Corbran, along with other parents, launched a petition in January via the website Action Network, under the name “Concerned Parents and Community Members of Montclair, NJ,” calling for hybrid and in-person learning to be made available, at a time when Montclair school buildings remained closed. The district had intended to start a hybrid learning schedule that month, but a dispute with the Montclair Education Association pushed back the start of hybrid learning in the 2020-21 school year until April for elementary school students, and later for other students. 

The one-to-one initiative will bring the Montclair district up to par with other districts that already have similar programs, Ponds said at the board meeting. 

“The one-to-one program is an educational program,” Ponds said. “It is not to have our students on computers constantly like they were in the hybrid and virtual model. That is not the intent, and it's not going to be used that way.”

In March, Gov. Phil Murphy declared that the state’s “digital divide is no more,” signaling the completion of an effort to get a device and internet access to any student identified as in need of technology for remote instruction. Early in the pandemic, the state estimated 231,000 of New Jersey’s 1.4 million public school students needed either a device, connectivity or both.

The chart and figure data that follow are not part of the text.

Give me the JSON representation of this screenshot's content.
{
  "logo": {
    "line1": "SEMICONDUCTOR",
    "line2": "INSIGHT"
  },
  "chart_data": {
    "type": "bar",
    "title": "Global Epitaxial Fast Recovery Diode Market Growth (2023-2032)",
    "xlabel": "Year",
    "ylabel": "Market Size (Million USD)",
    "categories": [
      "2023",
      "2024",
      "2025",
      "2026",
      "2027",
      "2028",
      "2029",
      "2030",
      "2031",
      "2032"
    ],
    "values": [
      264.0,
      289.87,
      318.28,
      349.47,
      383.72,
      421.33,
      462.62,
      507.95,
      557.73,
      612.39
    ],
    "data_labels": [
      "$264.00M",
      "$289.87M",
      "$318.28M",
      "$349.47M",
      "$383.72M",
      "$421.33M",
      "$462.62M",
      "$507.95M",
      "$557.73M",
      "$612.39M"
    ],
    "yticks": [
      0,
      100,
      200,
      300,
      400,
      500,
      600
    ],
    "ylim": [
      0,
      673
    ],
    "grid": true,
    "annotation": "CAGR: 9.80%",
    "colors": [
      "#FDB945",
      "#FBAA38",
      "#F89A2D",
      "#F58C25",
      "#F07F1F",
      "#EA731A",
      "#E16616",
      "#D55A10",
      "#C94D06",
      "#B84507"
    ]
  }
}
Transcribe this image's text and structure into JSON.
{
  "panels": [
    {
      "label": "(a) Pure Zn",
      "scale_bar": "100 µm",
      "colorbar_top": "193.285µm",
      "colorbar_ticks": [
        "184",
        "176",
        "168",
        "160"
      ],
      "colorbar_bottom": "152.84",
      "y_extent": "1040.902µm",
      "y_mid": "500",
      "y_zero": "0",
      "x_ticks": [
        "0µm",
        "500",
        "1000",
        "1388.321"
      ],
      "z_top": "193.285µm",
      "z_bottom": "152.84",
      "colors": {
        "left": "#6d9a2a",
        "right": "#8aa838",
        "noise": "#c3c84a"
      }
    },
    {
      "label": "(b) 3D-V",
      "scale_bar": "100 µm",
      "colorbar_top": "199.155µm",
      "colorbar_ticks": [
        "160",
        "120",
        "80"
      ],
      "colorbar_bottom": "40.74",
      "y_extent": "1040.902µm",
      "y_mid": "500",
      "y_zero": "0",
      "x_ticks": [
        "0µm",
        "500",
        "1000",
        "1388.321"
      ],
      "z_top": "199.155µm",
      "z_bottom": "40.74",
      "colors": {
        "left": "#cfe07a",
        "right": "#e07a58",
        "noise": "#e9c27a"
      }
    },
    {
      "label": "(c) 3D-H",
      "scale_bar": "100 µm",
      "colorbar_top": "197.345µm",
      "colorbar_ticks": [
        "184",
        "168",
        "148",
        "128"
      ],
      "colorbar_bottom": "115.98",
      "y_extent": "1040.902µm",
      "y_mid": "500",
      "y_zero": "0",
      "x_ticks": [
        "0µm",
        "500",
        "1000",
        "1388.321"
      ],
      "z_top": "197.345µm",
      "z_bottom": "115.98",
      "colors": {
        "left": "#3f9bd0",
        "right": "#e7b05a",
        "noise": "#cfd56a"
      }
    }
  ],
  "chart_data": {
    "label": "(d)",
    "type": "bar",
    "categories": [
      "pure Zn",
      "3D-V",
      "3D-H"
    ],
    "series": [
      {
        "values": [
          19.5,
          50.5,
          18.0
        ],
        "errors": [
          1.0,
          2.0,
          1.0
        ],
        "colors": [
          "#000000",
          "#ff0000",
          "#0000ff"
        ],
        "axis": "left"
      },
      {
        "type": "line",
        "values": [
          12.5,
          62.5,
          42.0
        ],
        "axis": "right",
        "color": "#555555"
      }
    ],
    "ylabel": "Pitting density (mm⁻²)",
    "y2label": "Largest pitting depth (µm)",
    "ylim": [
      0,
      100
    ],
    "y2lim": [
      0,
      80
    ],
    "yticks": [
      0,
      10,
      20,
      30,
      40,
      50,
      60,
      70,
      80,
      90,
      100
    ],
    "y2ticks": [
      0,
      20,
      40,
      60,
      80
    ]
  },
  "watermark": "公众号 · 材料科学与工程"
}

Early in the 2020-21 school year, the district struggled to get devices to students, facing both supply shortages and difficulties assessing needs — with school officials following up multiple times on surveys to families about what level of access they had. It’s a process Ponds, in a conversation with Montclair Local, described as “whack-a-mole,” crediting Graber and other staff for their follow-through.

Murphy stressed in March the laptops “are not just for home instruction. They’re just as critical as any textbook.”